Monday, April 11, 2011

McIcarus understands his predicament?

Very good. The arguments presented hold some of the rational for my continued conviction that deflation is the greater risk for the U.S. and other industrialized countries...a position that me and my colleagues have been debating at great length.

(Credit to Lisa O'Carrol)
Is Ireland heading for a Japanese lost decade?There are many similarities between the recessions in Japan and Ireland but can the Irish government learn from the Japanese and avoid a lost decade? Is setting up a new 'clean' bank the answer?

Can Ireland help its current fiscal position with the creation of a new bank? Photograph: Carl De Souza/AFP
I'm a student of economic history and was recently re-reading Richard Koo, chief economist at Nomura Research Institute's The Holy Grail of Macroeconomics, a study of Japan's lost decade, I was struck by the similarities of Japan to Ireland. Of course the economies are different. Of course Japan had its own currency. Of course Ireland's fiscal and political problems would be there regardless of Ireland's banking disaster.

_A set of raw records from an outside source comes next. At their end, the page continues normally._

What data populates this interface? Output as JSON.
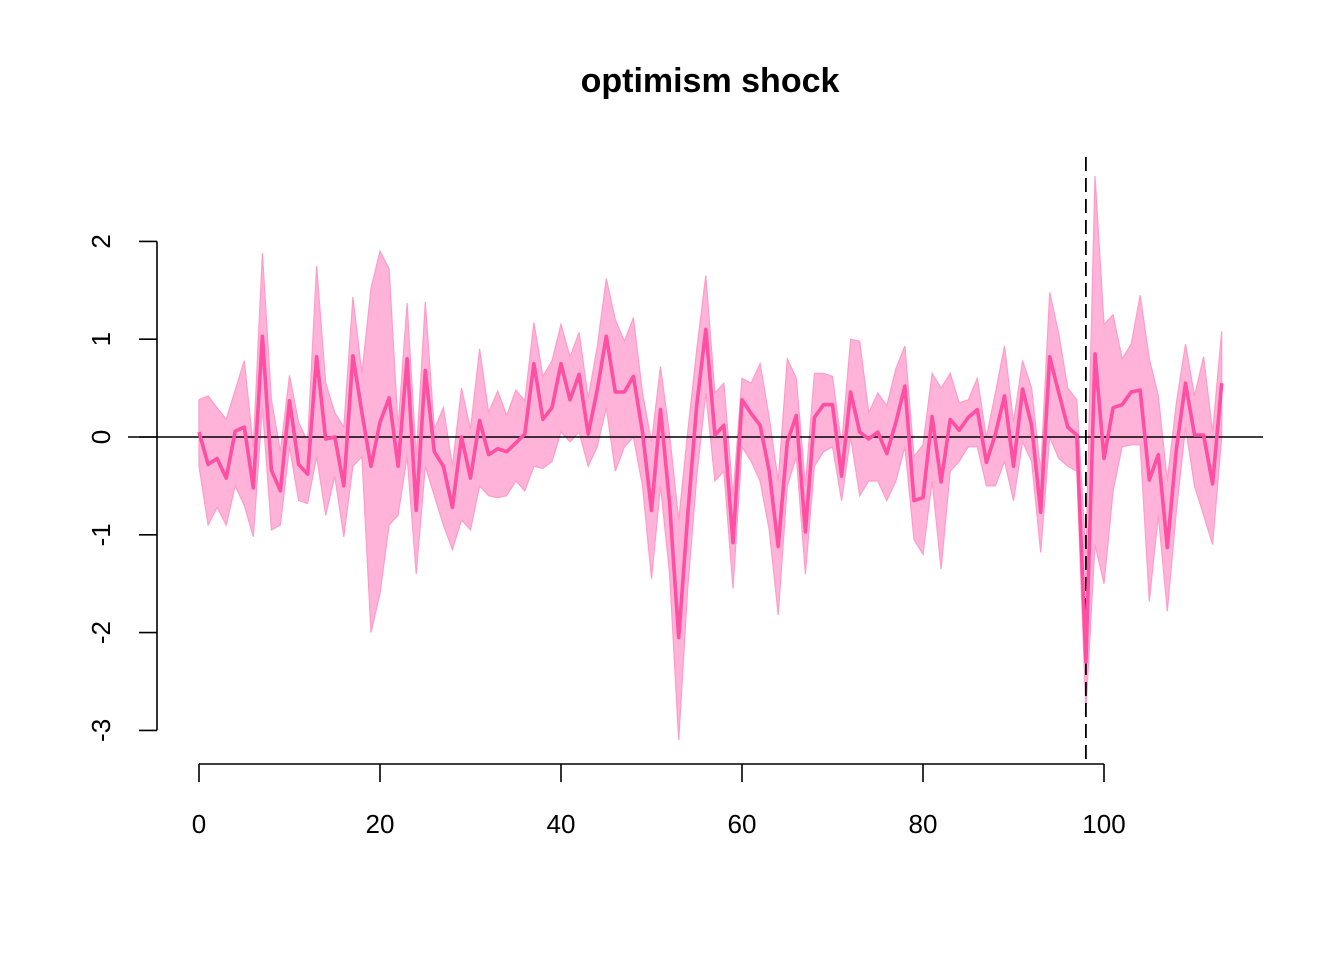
{
  "chart_data": {
    "type": "line",
    "title": "optimism shock",
    "xlabel": "",
    "ylabel": "",
    "xlim": [
      0,
      113
    ],
    "ylim": [
      -3,
      2.7
    ],
    "x_ticks": [
      0,
      20,
      40,
      60,
      80,
      100
    ],
    "x_tick_labels": [
      "0",
      "20",
      "40",
      "60",
      "80",
      "100"
    ],
    "y_ticks": [
      -3,
      -2,
      -1,
      0,
      1,
      2
    ],
    "y_tick_labels": [
      "-3",
      "-2",
      "-1",
      "0",
      "1",
      "2"
    ],
    "reference_hline": 0,
    "reference_vline": 98,
    "colors": {
      "line": "#ff4fa3",
      "band": "#ffb3d9",
      "band_edge": "#ff9cc9",
      "axis": "#000000"
    },
    "series": [
      {
        "x": [
          0,
          1,
          2,
          3,
          4,
          5,
          6,
          7,
          8,
          9,
          10,
          11,
          12,
          13,
          14,
          15,
          16,
          17,
          18,
          19,
          20,
          21,
          22,
          23,
          24,
          25,
          26,
          27,
          28,
          29,
          30,
          31,
          32,
          33,
          34,
          35,
          36,
          37,
          38,
          39,
          40,
          41,
          42,
          43,
          44,
          45,
          46,
          47,
          48,
          49,
          50,
          51,
          52,
          53,
          54,
          55,
          56,
          57,
          58,
          59,
          60,
          61,
          62,
          63,
          64,
          65,
          66,
          67,
          68,
          69,
          70,
          71,
          72,
          73,
          74,
          75,
          76,
          77,
          78,
          79,
          80,
          81,
          82,
          83,
          84,
          85,
          86,
          87,
          88,
          89,
          90,
          91,
          92,
          93,
          94,
          95,
          96,
          97,
          98,
          99,
          100,
          101,
          102,
          103,
          104,
          105,
          106,
          107,
          108,
          109,
          110,
          111,
          112,
          113
        ],
        "y": [
          0.05,
          -0.28,
          -0.22,
          -0.42,
          0.06,
          0.1,
          -0.52,
          1.03,
          -0.34,
          -0.55,
          0.37,
          -0.28,
          -0.38,
          0.82,
          -0.02,
          0.0,
          -0.5,
          0.83,
          0.25,
          -0.3,
          0.15,
          0.4,
          -0.3,
          0.8,
          -0.75,
          0.68,
          -0.15,
          -0.3,
          -0.72,
          0.0,
          -0.42,
          0.17,
          -0.18,
          -0.12,
          -0.15,
          -0.06,
          0.03,
          0.75,
          0.18,
          0.3,
          0.75,
          0.38,
          0.64,
          0.03,
          0.48,
          1.03,
          0.46,
          0.46,
          0.62,
          0.05,
          -0.75,
          0.28,
          -0.68,
          -2.05,
          -0.8,
          0.33,
          1.1,
          0.02,
          0.12,
          -1.08,
          0.38,
          0.24,
          0.12,
          -0.35,
          -1.12,
          -0.05,
          0.22,
          -0.97,
          0.2,
          0.33,
          0.33,
          -0.4,
          0.46,
          0.05,
          -0.02,
          0.05,
          -0.17,
          0.15,
          0.52,
          -0.65,
          -0.62,
          0.21,
          -0.46,
          0.18,
          0.07,
          0.2,
          0.28,
          -0.26,
          0.03,
          0.42,
          -0.3,
          0.49,
          0.12,
          -0.77,
          0.82,
          0.45,
          0.1,
          0.02,
          -2.3,
          0.85,
          -0.22,
          0.3,
          0.33,
          0.46,
          0.48,
          -0.44,
          -0.18,
          -1.13,
          -0.12,
          0.55,
          0.02,
          0.02,
          -0.48,
          0.55
        ],
        "lower": [
          -0.3,
          -0.9,
          -0.72,
          -0.9,
          -0.5,
          -0.7,
          -1.02,
          0.3,
          -0.95,
          -0.9,
          -0.1,
          -0.65,
          -0.68,
          -0.2,
          -0.8,
          -0.4,
          -1.02,
          -0.3,
          -0.2,
          -2.0,
          -1.6,
          -0.9,
          -0.8,
          -0.2,
          -1.4,
          -0.3,
          -0.6,
          -0.9,
          -1.15,
          -0.85,
          -0.95,
          -0.5,
          -0.6,
          -0.62,
          -0.6,
          -0.45,
          -0.55,
          -0.3,
          -0.32,
          -0.25,
          0.05,
          -0.05,
          0.05,
          -0.3,
          -0.1,
          0.3,
          -0.35,
          -0.1,
          0.0,
          -0.5,
          -1.45,
          -0.5,
          -1.4,
          -3.1,
          -1.55,
          -0.4,
          0.45,
          -0.45,
          -0.35,
          -1.55,
          -0.1,
          -0.25,
          -0.45,
          -0.95,
          -1.82,
          -0.5,
          -0.2,
          -1.4,
          -0.3,
          -0.15,
          -0.1,
          -0.65,
          0.0,
          -0.6,
          -0.45,
          -0.45,
          -0.65,
          -0.45,
          -0.1,
          -1.05,
          -1.2,
          -0.45,
          -1.35,
          -0.35,
          -0.25,
          -0.1,
          -0.1,
          -0.5,
          -0.5,
          -0.25,
          -0.65,
          -0.05,
          -0.25,
          -1.18,
          0.0,
          -0.22,
          -0.3,
          -0.35,
          -2.8,
          -1.1,
          -1.5,
          -0.55,
          -0.1,
          -0.08,
          -0.08,
          -1.68,
          -0.8,
          -1.78,
          -0.75,
          0.1,
          -0.5,
          -0.8,
          -1.1,
          0.0
        ],
        "upper": [
          0.38,
          0.42,
          0.3,
          0.18,
          0.48,
          0.78,
          -0.1,
          1.88,
          0.38,
          -0.15,
          0.63,
          0.15,
          -0.05,
          1.75,
          0.55,
          0.25,
          0.1,
          1.43,
          0.65,
          1.52,
          1.9,
          1.72,
          0.1,
          1.37,
          -0.2,
          1.38,
          0.08,
          0.3,
          -0.3,
          0.5,
          0.08,
          0.9,
          0.25,
          0.47,
          0.22,
          0.48,
          0.37,
          1.17,
          0.62,
          0.78,
          1.15,
          0.82,
          1.07,
          0.4,
          0.92,
          1.62,
          1.2,
          0.98,
          1.22,
          0.45,
          -0.05,
          0.72,
          0.02,
          -0.85,
          0.05,
          0.9,
          1.65,
          0.45,
          0.55,
          -0.6,
          0.6,
          0.55,
          0.75,
          0.2,
          -0.45,
          0.8,
          0.6,
          -0.5,
          0.65,
          0.65,
          0.62,
          -0.08,
          1.0,
          0.98,
          0.25,
          0.45,
          0.32,
          0.7,
          0.93,
          -0.2,
          -0.08,
          0.65,
          0.5,
          0.65,
          0.35,
          0.38,
          0.6,
          0.0,
          0.45,
          0.93,
          0.15,
          0.78,
          0.5,
          -0.35,
          1.48,
          1.05,
          0.5,
          0.38,
          -1.2,
          2.67,
          1.15,
          1.25,
          0.8,
          0.95,
          1.45,
          0.8,
          0.42,
          -0.45,
          0.35,
          0.95,
          0.42,
          0.82,
          0.05,
          1.08
        ]
      }
    ]
  }
}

But still, we have the banking crisis, the asset price collapse, the vast increases in numbers of non-performing loans, the deflation, the deleveraging, the balance sheet problems in banks, businesses, and households, the rush by the private sector to pay down debt, the cosy institutional arrangements between bankers and centres of power, the repeated failed attempts at recapitalisation, and finally, the deep restructuring of the Japanese and Irish banking systems.

There are more similarities than differences in this story.

One of the crucial elements in the balance-sheet recession story is the injection of fresh capital into the system, either as a fiscal stimulus or as an increase in credit.

Ireland can't help its current fiscal position, but a new bank, financed from abroad, and designed primarily to get credit flowing to SMEs and agricultural concerns as well as other strategic priorities, might act as the injection of capital the economy needs.